A model for genetic and epigenetic regulatory networks identifies rare pathways for transcription factor induced pluripotency.
PLoS Comput Biol 2010;
6:e1000785. [PMID:
20485562 PMCID:
PMC2869311 DOI:
10.1371/journal.pcbi.1000785]
[Citation(s) in RCA: 35] [Impact Index Per Article: 2.5] [Reference Citation Analysis] [Abstract] [Track Full Text] [Download PDF] [Figures] [Journal Information] [Subscribe] [Scholar Register] [Received: 06/11/2009] [Accepted: 04/13/2010] [Indexed: 12/31/2022] Open
Abstract
With relatively low efficiency, differentiated cells can be reprogrammed to a pluripotent state by ectopic expression of a few transcription factors. An understanding of the mechanisms that underlie data emerging from such experiments can help design optimal strategies for creating pluripotent cells for patient-specific regenerative medicine. We have developed a computational model for the architecture of the epigenetic and genetic regulatory networks which describes transformations resulting from expression of reprogramming factors. Importantly, our studies identify the rare temporal pathways that result in induced pluripotent cells. Further experimental tests of predictions emerging from our model should lead to fundamental advances in our understanding of how cellular identity is maintained and transformed.

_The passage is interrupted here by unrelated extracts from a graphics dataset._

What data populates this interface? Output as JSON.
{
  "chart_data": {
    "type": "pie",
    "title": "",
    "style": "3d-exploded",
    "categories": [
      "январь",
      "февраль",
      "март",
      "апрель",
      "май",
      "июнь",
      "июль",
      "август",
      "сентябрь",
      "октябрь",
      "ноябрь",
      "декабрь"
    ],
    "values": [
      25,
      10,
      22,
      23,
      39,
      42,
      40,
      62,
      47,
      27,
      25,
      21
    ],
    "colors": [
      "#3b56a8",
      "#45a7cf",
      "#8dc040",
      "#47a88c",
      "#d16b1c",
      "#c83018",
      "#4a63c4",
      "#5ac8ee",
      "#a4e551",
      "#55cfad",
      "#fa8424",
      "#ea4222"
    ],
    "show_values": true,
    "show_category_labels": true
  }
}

Most cells in an organism have the same DNA. Yet, different cell types express different proteins and carry out different functions. These differences are reflected by cell epigenetics; i.e., DNA in different cell types is packaged distinctly, making it hard to express certain genes while facilitating the expression of others. During development, upon receipt of appropriate cues, pluripotent embryonic stem cells differentiate into diverse cell types that make up the organism (e.g., a human). There has long been an effort to make this process go backward— i.e., reprogram a differentiated cell (e.g., a skin cell) to pluripotent status. Recently, this has been achieved by overexpressing specific transcription factors in differentiated cells. This method does not use embryonic material and promises the development of patient-specific regenerative medicine. The mechanisms that make reprogramming rare, or even possible, are poorly understood. We have developed the first computational model of transcription factor-induced reprogramming. Results obtained from the model are consistent with diverse observations, and identify the rare pathways that allow reprogramming to occur. If validated by further experiments, our model could be further developed to design optimal strategies for reprogramming and shed light on basic questions in biology.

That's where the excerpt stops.